Dalam suatu proses di depan mahkamah penjahat perang yang diadakan di
Tokyo dan Nuremberg, bekas para pemimpin perang, Jepang dan Jerman
dituntut sebagai orang perorangan atau individu atas perbuatan yang
dikualifikasikan sebagai kejahatan terhadap perdamaian, kejahatan terhadap
kemanusiaan, dan kejahatan perang.

f. Pemberontak dan Pihak dalam Sengketa (Belligerent)

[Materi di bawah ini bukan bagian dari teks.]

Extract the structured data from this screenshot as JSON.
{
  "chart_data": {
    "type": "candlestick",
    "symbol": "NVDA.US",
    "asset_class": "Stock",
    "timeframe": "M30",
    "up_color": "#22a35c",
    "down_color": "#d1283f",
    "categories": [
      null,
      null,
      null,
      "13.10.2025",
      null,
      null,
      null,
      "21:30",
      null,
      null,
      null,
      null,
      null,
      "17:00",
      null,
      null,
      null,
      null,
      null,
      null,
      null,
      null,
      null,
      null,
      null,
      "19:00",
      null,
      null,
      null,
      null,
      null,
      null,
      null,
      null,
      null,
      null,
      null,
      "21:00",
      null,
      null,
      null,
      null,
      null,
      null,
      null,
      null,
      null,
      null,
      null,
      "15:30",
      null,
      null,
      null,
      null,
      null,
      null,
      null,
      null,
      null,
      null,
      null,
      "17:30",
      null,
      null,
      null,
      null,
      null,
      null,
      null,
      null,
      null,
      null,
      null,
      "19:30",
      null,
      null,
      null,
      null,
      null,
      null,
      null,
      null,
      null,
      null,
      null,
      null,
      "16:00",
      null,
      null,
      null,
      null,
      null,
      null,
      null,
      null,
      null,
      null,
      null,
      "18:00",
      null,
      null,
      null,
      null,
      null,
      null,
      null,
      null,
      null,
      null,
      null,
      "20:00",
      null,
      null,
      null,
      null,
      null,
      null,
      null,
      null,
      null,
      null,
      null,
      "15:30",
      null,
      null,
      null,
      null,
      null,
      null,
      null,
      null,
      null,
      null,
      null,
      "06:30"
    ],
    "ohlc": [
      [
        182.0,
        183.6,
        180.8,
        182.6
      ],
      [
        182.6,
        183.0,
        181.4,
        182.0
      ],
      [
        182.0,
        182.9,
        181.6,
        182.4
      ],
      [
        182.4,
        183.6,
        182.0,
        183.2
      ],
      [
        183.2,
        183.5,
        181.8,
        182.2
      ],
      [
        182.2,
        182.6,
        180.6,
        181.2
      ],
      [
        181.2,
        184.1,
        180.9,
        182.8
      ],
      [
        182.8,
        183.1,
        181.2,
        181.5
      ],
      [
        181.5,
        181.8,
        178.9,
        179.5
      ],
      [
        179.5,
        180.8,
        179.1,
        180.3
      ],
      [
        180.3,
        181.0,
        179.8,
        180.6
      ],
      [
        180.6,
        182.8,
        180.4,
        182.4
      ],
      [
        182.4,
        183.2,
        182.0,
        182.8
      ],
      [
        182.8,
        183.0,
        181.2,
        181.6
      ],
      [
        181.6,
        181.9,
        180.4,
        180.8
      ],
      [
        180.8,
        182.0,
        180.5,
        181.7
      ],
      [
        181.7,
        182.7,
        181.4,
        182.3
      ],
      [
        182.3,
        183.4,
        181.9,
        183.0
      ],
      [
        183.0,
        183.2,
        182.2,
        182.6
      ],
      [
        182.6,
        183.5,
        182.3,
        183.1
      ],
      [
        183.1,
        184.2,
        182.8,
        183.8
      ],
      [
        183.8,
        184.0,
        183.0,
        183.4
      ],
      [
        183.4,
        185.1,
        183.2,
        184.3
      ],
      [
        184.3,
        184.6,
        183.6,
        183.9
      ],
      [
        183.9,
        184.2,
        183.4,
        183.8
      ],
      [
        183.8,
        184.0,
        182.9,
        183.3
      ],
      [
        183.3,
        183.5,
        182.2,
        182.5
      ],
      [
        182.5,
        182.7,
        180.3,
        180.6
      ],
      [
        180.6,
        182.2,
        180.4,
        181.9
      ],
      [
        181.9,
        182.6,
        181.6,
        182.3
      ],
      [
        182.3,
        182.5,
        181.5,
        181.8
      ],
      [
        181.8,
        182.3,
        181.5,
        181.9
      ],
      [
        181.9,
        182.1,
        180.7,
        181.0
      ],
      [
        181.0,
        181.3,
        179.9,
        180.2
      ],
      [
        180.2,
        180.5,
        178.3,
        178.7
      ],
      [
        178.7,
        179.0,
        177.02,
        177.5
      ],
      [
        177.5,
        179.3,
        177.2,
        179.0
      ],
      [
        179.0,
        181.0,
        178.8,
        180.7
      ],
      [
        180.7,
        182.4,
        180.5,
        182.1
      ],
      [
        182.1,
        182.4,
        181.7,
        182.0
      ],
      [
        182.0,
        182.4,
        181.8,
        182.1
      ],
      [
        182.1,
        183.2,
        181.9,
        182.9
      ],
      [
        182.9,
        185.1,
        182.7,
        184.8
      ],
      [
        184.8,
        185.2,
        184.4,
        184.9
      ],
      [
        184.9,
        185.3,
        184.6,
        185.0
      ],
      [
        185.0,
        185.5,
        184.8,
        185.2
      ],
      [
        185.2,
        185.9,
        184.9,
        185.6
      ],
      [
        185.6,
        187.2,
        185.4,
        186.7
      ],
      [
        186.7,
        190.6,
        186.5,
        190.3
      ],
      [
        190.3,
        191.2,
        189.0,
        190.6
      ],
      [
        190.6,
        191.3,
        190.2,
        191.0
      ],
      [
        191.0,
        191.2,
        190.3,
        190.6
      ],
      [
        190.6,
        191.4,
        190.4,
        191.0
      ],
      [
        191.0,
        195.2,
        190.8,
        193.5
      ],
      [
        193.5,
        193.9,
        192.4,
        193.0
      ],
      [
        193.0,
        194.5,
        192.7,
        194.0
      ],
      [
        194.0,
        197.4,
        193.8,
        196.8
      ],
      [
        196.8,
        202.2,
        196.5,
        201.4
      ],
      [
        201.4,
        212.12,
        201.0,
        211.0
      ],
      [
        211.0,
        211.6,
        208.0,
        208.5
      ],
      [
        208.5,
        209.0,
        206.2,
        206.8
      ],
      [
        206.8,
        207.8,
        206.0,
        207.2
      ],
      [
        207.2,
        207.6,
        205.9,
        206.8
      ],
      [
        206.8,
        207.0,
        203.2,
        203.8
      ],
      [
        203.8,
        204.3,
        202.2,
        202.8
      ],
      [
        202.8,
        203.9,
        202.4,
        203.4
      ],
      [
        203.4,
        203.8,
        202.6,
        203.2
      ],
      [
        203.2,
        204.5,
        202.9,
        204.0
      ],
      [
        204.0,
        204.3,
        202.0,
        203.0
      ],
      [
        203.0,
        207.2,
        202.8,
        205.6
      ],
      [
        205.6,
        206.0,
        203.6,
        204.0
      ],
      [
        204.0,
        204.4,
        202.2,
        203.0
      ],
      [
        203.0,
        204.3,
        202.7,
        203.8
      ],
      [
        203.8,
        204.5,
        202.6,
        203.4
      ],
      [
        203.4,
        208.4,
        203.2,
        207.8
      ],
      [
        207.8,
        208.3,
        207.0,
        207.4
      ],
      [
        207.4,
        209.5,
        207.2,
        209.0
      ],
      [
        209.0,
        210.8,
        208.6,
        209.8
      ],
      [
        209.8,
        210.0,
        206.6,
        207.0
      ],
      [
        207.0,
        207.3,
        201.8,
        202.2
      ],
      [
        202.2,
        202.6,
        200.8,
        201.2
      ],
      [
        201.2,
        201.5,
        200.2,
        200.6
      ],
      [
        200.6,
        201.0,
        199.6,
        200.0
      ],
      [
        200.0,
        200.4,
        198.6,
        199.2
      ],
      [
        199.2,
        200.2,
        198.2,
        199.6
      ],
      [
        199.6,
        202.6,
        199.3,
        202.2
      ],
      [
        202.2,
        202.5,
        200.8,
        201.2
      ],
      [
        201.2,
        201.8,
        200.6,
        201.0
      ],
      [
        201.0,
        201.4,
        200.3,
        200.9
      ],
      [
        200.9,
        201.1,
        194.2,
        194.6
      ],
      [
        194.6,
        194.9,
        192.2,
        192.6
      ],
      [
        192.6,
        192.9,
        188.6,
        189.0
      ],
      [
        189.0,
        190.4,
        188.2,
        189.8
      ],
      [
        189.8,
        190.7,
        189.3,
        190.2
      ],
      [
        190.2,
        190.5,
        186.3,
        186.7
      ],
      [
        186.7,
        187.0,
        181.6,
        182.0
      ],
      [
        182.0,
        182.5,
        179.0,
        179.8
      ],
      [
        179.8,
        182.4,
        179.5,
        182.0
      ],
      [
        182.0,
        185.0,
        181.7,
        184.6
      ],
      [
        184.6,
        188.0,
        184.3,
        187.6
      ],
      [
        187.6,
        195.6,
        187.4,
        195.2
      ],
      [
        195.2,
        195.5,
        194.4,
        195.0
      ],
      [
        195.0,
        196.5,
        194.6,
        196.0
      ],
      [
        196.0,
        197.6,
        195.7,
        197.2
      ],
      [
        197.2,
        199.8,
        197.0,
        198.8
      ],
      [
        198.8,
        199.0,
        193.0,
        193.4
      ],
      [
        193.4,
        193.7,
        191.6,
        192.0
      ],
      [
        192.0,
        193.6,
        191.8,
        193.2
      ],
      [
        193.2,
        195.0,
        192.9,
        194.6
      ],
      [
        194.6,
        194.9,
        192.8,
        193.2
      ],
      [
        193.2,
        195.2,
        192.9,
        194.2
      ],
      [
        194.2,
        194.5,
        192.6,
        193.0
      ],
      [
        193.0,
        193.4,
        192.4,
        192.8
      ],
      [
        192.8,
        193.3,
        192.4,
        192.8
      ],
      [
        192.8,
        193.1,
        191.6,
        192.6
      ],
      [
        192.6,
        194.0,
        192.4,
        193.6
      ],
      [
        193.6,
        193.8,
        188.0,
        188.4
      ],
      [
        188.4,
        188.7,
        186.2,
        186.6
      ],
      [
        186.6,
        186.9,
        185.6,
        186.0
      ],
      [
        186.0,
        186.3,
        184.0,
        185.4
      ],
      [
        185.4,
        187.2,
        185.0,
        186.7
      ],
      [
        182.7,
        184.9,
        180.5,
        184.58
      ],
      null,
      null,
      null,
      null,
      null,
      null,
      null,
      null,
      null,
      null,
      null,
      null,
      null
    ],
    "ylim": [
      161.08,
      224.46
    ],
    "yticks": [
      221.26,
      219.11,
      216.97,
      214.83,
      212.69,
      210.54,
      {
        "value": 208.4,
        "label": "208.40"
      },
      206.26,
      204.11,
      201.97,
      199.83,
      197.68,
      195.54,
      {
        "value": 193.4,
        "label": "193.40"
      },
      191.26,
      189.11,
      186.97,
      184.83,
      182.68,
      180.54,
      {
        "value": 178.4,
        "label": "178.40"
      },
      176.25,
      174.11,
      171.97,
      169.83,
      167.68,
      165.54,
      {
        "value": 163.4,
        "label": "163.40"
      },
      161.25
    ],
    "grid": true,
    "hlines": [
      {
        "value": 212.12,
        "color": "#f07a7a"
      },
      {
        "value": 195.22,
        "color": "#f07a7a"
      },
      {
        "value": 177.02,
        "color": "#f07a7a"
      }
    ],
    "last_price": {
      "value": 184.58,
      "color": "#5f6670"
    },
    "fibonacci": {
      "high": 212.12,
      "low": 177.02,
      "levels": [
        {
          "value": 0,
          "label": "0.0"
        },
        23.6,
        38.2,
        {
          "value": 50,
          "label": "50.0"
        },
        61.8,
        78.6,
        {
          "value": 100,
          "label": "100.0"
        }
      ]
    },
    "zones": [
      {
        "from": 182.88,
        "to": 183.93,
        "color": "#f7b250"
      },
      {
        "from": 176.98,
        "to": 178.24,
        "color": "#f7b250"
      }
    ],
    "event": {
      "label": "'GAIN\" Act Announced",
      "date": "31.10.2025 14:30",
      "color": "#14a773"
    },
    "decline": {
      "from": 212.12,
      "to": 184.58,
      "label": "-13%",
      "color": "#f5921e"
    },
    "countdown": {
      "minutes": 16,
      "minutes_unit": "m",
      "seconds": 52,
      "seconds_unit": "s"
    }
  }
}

Berdasarkan hukum perang dalam keadaan tertentu pemberontak dapat
memperoleh kedudukan dan hak sebagai pihak yang bersengketa (belligerent).
Dewasa ini muncul perkembangan baru yang mirip dengan pengakuan terhadap
status pihak yang bersengketa dalam perang. Akan tetapi, perkembangan baru
itu memiliki ciri lain yang khas, yakni adanya pengakuan terhadap gerakan
pembebasan, misalnya gerakan pembebasan Palestina (PLO).
Pengakuan terhadap gerakan pembebasan sebagai subjek hukum internasional
merupakan perwujudan dari suatu pandangan, baru khususnya dianut oleh
negara-negara dunia ketiga, yaitu bahwa bangsa-bangsa mempunyai hak asasi
seperti hak secara bebas memilih sistem ekonomi, politik, dan sosial sendiri,
hak menguasai sumber kekayaan alam di wilayah yang didiaminya, dan hak
menentukan nasib sendiri.

4. Sumber Hukum Internasional


Sumber hukum dapat diartikan secara formal dan material. Secara formal,
sumber hukum sumber hukum berarti sumber yang memuat ketentuan hukum
secara formal yang dapat diterapkan sebagai kaidah dalam suatu persoalan yang
konkrit. Sedangkan secara material, sumber hukum berarti sumber isi hukum
atau dasar berlakunya hukum dan atau tempat di mana kaidah-kaidah hukum itu
diciptakan.
Sumber hukum internasional ialah berbagai materi, kebiasaan, atau asas yang di
dalamnya terdapat aturan-aturan hukum internasional. Sumber hukum
internasional terdapat pada Pasal 38 ayat 1 Piagam Mahkamah Internasional
yang akan kita jelaskan pada pembahasan berikut.

Pembahasan
Menurut Pasal 38 ayat 1 Piagam Mahkamah Internasional, sumber hukum
dibagi menjadi 5 hal, sbb :
1. Perjanjian internasional yang di dalamnya terdapat ketentuan hukum yang
telah diakui secara tegas oleh negara yang bersengketa. Contohnya
Konvensi Wina tentang hubungan diplomatik pada 1969.
2. Kebiasaan internasional sebagai bukti atas suatu kebiasaan umum yang
telah diterima sebagai hukum. Contohnya kebiasaan memberi sambutan
kehormatan kepada tamu negara lain dengan tembakan meriam.
3. Prinsip hukum umum yang diakui sebagai landasan hukum di seluruh
dunia. Contohnya prinsip Yurisprudensi Domestic dan prinsip
Resiprositas.
4. Keputusan pengadilan dapat berupa keputusan yang tidak berdasarkan
pada pelaksanaan hukum positif, tetapi berdasarkan pada prinsip keadilan
dan kebenaran.
5. Ajaran para ahli/sarjana yang sering kali dikutip untuk memperkuat
argumen mengenai kebenaran dari suatu norma hukum.